На мой звонок дверь квартиры распахнул Николай — щеголеватый, стриженный по моде. В институте он ничего не мог поделать с непокорными волосами, они торчали у него как наэлектризованные, потому и остригал коротко. Мы еще подтрунивали: Синягин и космонавт Гречко — близнецы, у обоих прически ежиком.
— Здорово, чертушка! — В радости Николай обхватил меня ручищами, стиснул.
— Позволь плащ снять, а уж после обнимай! Силищи-то, силищи!.. — услышал я за спиной голос, который слышал по телефону.
Освободившись от объятий, оглянулся. Передо мной стояла девушка лет двадцати пяти и улыбалась. Миловидное лицо, внимательные глаза — их затеняли очки в роговой оправе. Но дымка стекол не скрывала выразительности глаз — такие умеют и понять и высказать все.
— Аня, — сказала она ровно и, ступив на шаг, подала руку для знакомства. Белый шерстяной свитер с воротом-хомутом мягко переломился на ней, подчеркивая высокую грудь. — Я здесь на правах хозяйки. — Узкая ладошка Ани, тонкие пальцы с перламутровыми ноготками были горячие-горячие, а пожатие сильное. — Пойдемте, познакомлю вас с гостями.
— На правах хозяйки примите сумку. Прихватил тут…
— Шампанское? Очень кстати! — сказала одобрительно, заглянув мельком в полиэтиленовую сумку.
Аня провела меня в комнату, представила мешковатому капитан-лейтенанту, его спутнице — полненькой брюнетке с ямочками на щеках. И высокой красивой блондинке с надменно-холодным взглядом. Мне показалось, что красота ее холодная, даже ледяная, как у Снежной Королевы. Вот есть она, а веет морозцем, даже плечи невольно хочется свести: «Бр-р-р…» Аня, как бы уловив мои мысли, тут же увлекла меня на кухню.
— Вы любите помогать на кухне?
— Как все мужчины, — ответил я.
— Значит, не горазды. Тем не менее вынуждена привлечь. Откройте паштет, икорку, крабы. Хлеб нарежьте.

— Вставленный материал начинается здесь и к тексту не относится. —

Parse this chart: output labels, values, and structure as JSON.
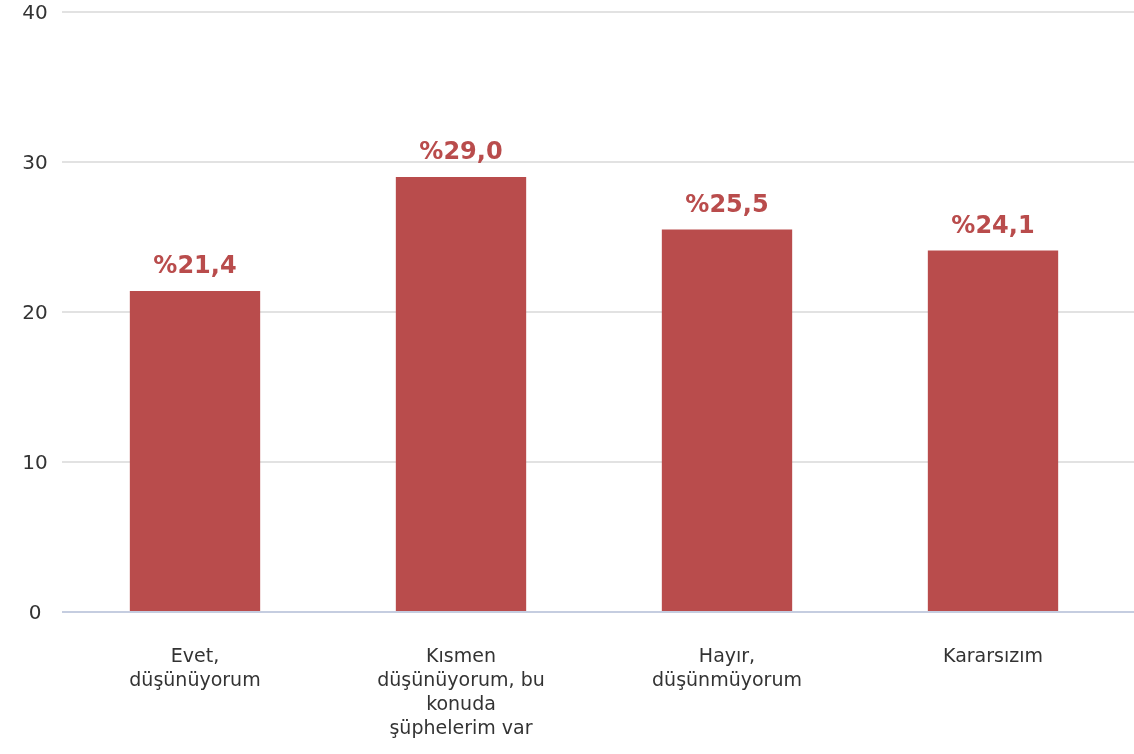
{
  "chart_data": {
    "type": "bar",
    "categories": [
      "Evet, düşünüyorum",
      "Kısmen düşünüyorum, bu konuda şüphelerim var",
      "Hayır, düşünmüyorum",
      "Kararsızım"
    ],
    "series": [
      {
        "color": "#b94c4c",
        "values": [
          21.4,
          29.0,
          25.5,
          24.1
        ],
        "value_labels": [
          "%21,4",
          "%29,0",
          "%25,5",
          "%24,1"
        ]
      }
    ],
    "ylim": [
      0,
      40
    ],
    "yticks": [
      0,
      10,
      20,
      30,
      40
    ],
    "grid": "y"
  }
}
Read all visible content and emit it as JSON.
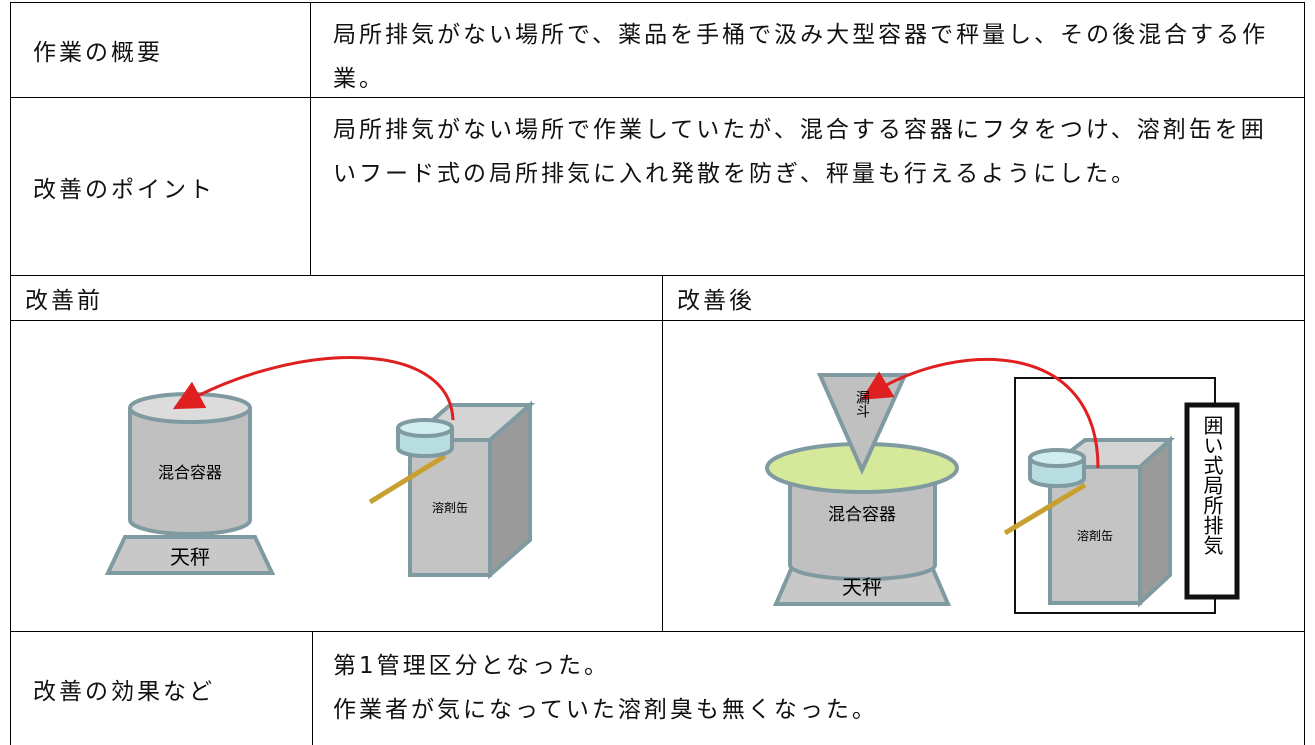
{
  "overview": {
    "label": "作業の概要",
    "text": "局所排気がない場所で、薬品を手桶で汲み大型容器で秤量し、その後混合する作業。"
  },
  "point": {
    "label": "改善のポイント",
    "text": "局所排気がない場所で作業していたが、混合する容器にフタをつけ、溶剤缶を囲いフード式の局所排気に入れ発散を防ぎ、秤量も行えるようにした。"
  },
  "before": {
    "label": "改善前",
    "diagram": {
      "mixer": "混合容器",
      "scale": "天秤",
      "can": "溶剤缶"
    }
  },
  "after": {
    "label": "改善後",
    "diagram": {
      "funnel": "漏斗",
      "mixer": "混合容器",
      "scale": "天秤",
      "can": "溶剤缶",
      "hood": "囲い式局所排気"
    }
  },
  "effect": {
    "label": "改善の効果など",
    "lines": [
      "第1管理区分となった。",
      "作業者が気になっていた溶剤臭も無くなった。"
    ]
  }
}
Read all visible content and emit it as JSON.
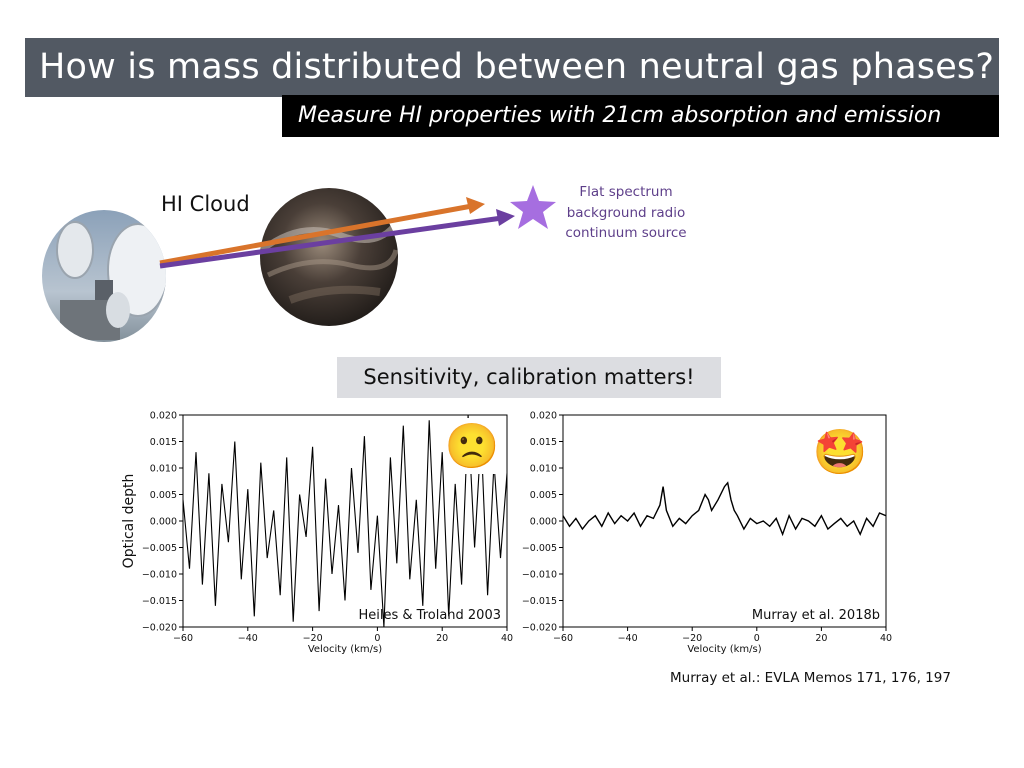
{
  "slide": {
    "title": "How is mass distributed between neutral gas phases?",
    "subtitle": "Measure HI properties with 21cm absorption and emission",
    "cloud_label": "HI Cloud",
    "source_label_lines": [
      "Flat spectrum",
      "background radio",
      "continuum source"
    ],
    "sensitivity_note": "Sensitivity, calibration matters!",
    "reference": "Murray et al.: EVLA Memos 171, 176, 197",
    "colors": {
      "title_bg": "#525963",
      "subtitle_bg": "#000000",
      "arrow_orange": "#d9742b",
      "arrow_purple": "#6b3fa0",
      "star": "#a66ee0"
    },
    "icons": [
      "radio-dish-photo",
      "hi-cloud-photo",
      "star-icon",
      "sad-face-emoji",
      "star-struck-emoji"
    ]
  },
  "chart_data": [
    {
      "type": "line",
      "panel_label": "Heiles & Troland 2003",
      "xlabel": "Velocity (km/s)",
      "ylabel": "Optical depth",
      "xlim": [
        -60,
        40
      ],
      "ylim": [
        -0.02,
        0.02
      ],
      "xticks": [
        "−60",
        "−40",
        "−20",
        "0",
        "20",
        "40"
      ],
      "yticks": [
        "−0.020",
        "−0.015",
        "−0.010",
        "−0.005",
        "0.000",
        "0.005",
        "0.010",
        "0.015",
        "0.020"
      ],
      "emoji": "🙁",
      "x": [
        -60,
        -58,
        -56,
        -54,
        -52,
        -50,
        -48,
        -46,
        -44,
        -42,
        -40,
        -38,
        -36,
        -34,
        -32,
        -30,
        -28,
        -26,
        -24,
        -22,
        -20,
        -18,
        -16,
        -14,
        -12,
        -10,
        -8,
        -6,
        -4,
        -2,
        0,
        2,
        4,
        6,
        8,
        10,
        12,
        14,
        16,
        18,
        20,
        22,
        24,
        26,
        28,
        30,
        32,
        34,
        36,
        38,
        40
      ],
      "y": [
        0.004,
        -0.009,
        0.013,
        -0.012,
        0.009,
        -0.016,
        0.007,
        -0.004,
        0.015,
        -0.011,
        0.006,
        -0.018,
        0.011,
        -0.007,
        0.002,
        -0.014,
        0.012,
        -0.019,
        0.005,
        -0.003,
        0.014,
        -0.017,
        0.008,
        -0.01,
        0.003,
        -0.015,
        0.01,
        -0.006,
        0.016,
        -0.013,
        0.001,
        -0.02,
        0.012,
        -0.008,
        0.018,
        -0.011,
        0.004,
        -0.016,
        0.019,
        -0.009,
        0.013,
        -0.018,
        0.007,
        -0.012,
        0.02,
        -0.005,
        0.016,
        -0.014,
        0.011,
        -0.007,
        0.009
      ]
    },
    {
      "type": "line",
      "panel_label": "Murray et al. 2018b",
      "xlabel": "Velocity (km/s)",
      "xlim": [
        -60,
        40
      ],
      "ylim": [
        -0.02,
        0.02
      ],
      "xticks": [
        "−60",
        "−40",
        "−20",
        "0",
        "20",
        "40"
      ],
      "yticks": [
        "−0.020",
        "−0.015",
        "−0.010",
        "−0.005",
        "0.000",
        "0.005",
        "0.010",
        "0.015",
        "0.020"
      ],
      "emoji": "🤩",
      "x": [
        -60,
        -58,
        -56,
        -54,
        -52,
        -50,
        -48,
        -46,
        -44,
        -42,
        -40,
        -38,
        -36,
        -34,
        -32,
        -30,
        -29,
        -28,
        -26,
        -24,
        -22,
        -20,
        -18,
        -16,
        -15,
        -14,
        -12,
        -10,
        -9,
        -8,
        -7,
        -6,
        -4,
        -2,
        0,
        2,
        4,
        6,
        8,
        10,
        12,
        14,
        16,
        18,
        20,
        22,
        24,
        26,
        28,
        30,
        32,
        34,
        36,
        38,
        40
      ],
      "y": [
        0.001,
        -0.001,
        0.0005,
        -0.0015,
        0.0,
        0.001,
        -0.001,
        0.0015,
        -0.0005,
        0.001,
        0.0,
        0.0015,
        -0.001,
        0.001,
        0.0005,
        0.003,
        0.0065,
        0.002,
        -0.001,
        0.0005,
        -0.0005,
        0.001,
        0.002,
        0.005,
        0.004,
        0.002,
        0.004,
        0.0065,
        0.0072,
        0.004,
        0.002,
        0.001,
        -0.0015,
        0.0005,
        -0.0005,
        0.0,
        -0.001,
        0.0005,
        -0.0025,
        0.001,
        -0.0015,
        0.0005,
        0.0,
        -0.001,
        0.001,
        -0.0015,
        -0.0005,
        0.0005,
        -0.001,
        0.0,
        -0.0025,
        0.0005,
        -0.001,
        0.0015,
        0.001
      ]
    }
  ]
}
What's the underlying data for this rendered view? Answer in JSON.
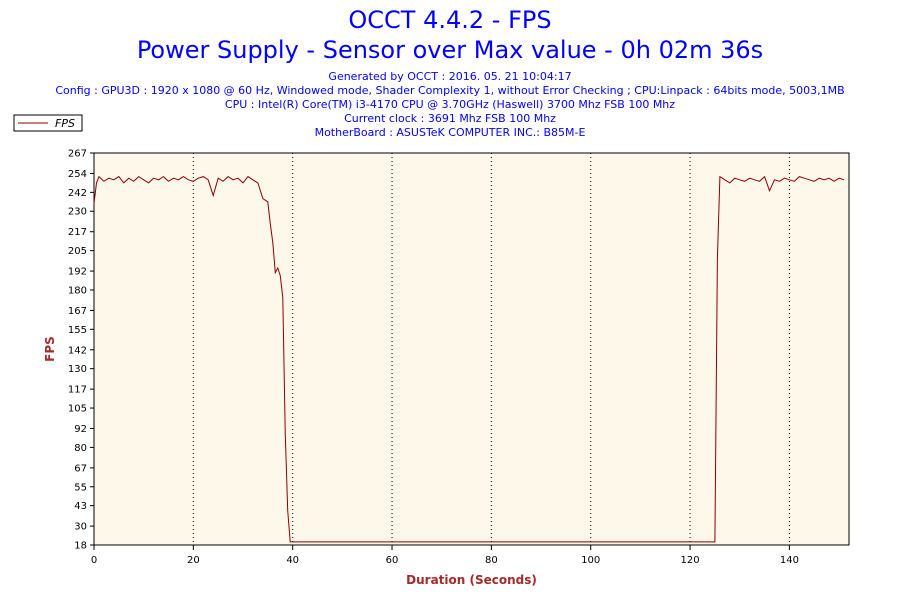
{
  "header": {
    "title": "OCCT 4.4.2 - FPS",
    "subtitle": "Power Supply - Sensor over Max value - 0h 02m 36s",
    "generated": "Generated by OCCT : 2016. 05. 21 10:04:17",
    "config": "Config : GPU3D : 1920 x 1080 @ 60 Hz, Windowed mode, Shader Complexity 1, without Error Checking ; CPU:Linpack : 64bits mode, 5003,1MB",
    "cpu": "CPU : Intel(R) Core(TM) i3-4170 CPU @ 3.70GHz (Haswell) 3700 Mhz FSB 100 Mhz",
    "clock": "Current clock : 3691 Mhz FSB 100 Mhz",
    "motherboard": "MotherBoard : ASUSTeK COMPUTER INC.: B85M-E"
  },
  "colors": {
    "title": "#0000ff",
    "axis_label": "#a52a2a",
    "line": "#8b0000",
    "plot_bg": "#fdf8ea"
  },
  "chart_data": {
    "type": "line",
    "xlabel": "Duration (Seconds)",
    "ylabel": "FPS",
    "xlim": [
      0,
      152
    ],
    "ylim": [
      18,
      267
    ],
    "xticks": [
      0,
      20,
      40,
      60,
      80,
      100,
      120,
      140
    ],
    "yticks": [
      18,
      30,
      43,
      55,
      67,
      80,
      92,
      105,
      117,
      130,
      142,
      155,
      167,
      180,
      192,
      205,
      217,
      230,
      242,
      254,
      267
    ],
    "grid": "vertical dotted",
    "legend": "top-left",
    "series": [
      {
        "name": "FPS",
        "x": [
          0,
          0.5,
          1,
          2,
          3,
          4,
          5,
          6,
          7,
          8,
          9,
          10,
          11,
          12,
          13,
          14,
          15,
          16,
          17,
          18,
          19,
          20,
          21,
          22,
          23,
          24,
          25,
          26,
          27,
          28,
          29,
          30,
          31,
          32,
          33,
          34,
          35,
          35.5,
          36,
          36.5,
          37,
          37.5,
          38,
          38.5,
          39,
          39.5,
          40,
          60,
          80,
          100,
          120,
          124,
          125,
          125.5,
          126,
          127,
          128,
          129,
          130,
          131,
          132,
          133,
          134,
          135,
          136,
          137,
          138,
          139,
          140,
          141,
          142,
          143,
          144,
          145,
          146,
          147,
          148,
          149,
          150,
          151
        ],
        "y": [
          235,
          248,
          252,
          249,
          251,
          250,
          252,
          248,
          251,
          249,
          252,
          250,
          248,
          251,
          250,
          252,
          249,
          251,
          250,
          252,
          250,
          249,
          251,
          252,
          250,
          240,
          251,
          249,
          252,
          250,
          251,
          248,
          252,
          250,
          248,
          238,
          236,
          222,
          210,
          191,
          194,
          189,
          175,
          90,
          40,
          20,
          20,
          20,
          20,
          20,
          20,
          20,
          20,
          200,
          252,
          250,
          248,
          251,
          250,
          249,
          251,
          250,
          249,
          252,
          243,
          250,
          249,
          251,
          250,
          249,
          252,
          251,
          250,
          249,
          251,
          250,
          251,
          249,
          251,
          250
        ]
      }
    ]
  }
}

У стола хлопотала девушка в блузке и джинсах. Ее черные как вороново крыло волосы были гладко причесаны на пробор и собраны на затылке в тугой тяжелый узел.
— Тося, — представилась она, подняв глаза с темными бровями вразлет. — Руку подать не могу.
Тося раскатывала скалкой на столе большую тонкую лепешку. Управившись, разрезала ее на квадраты.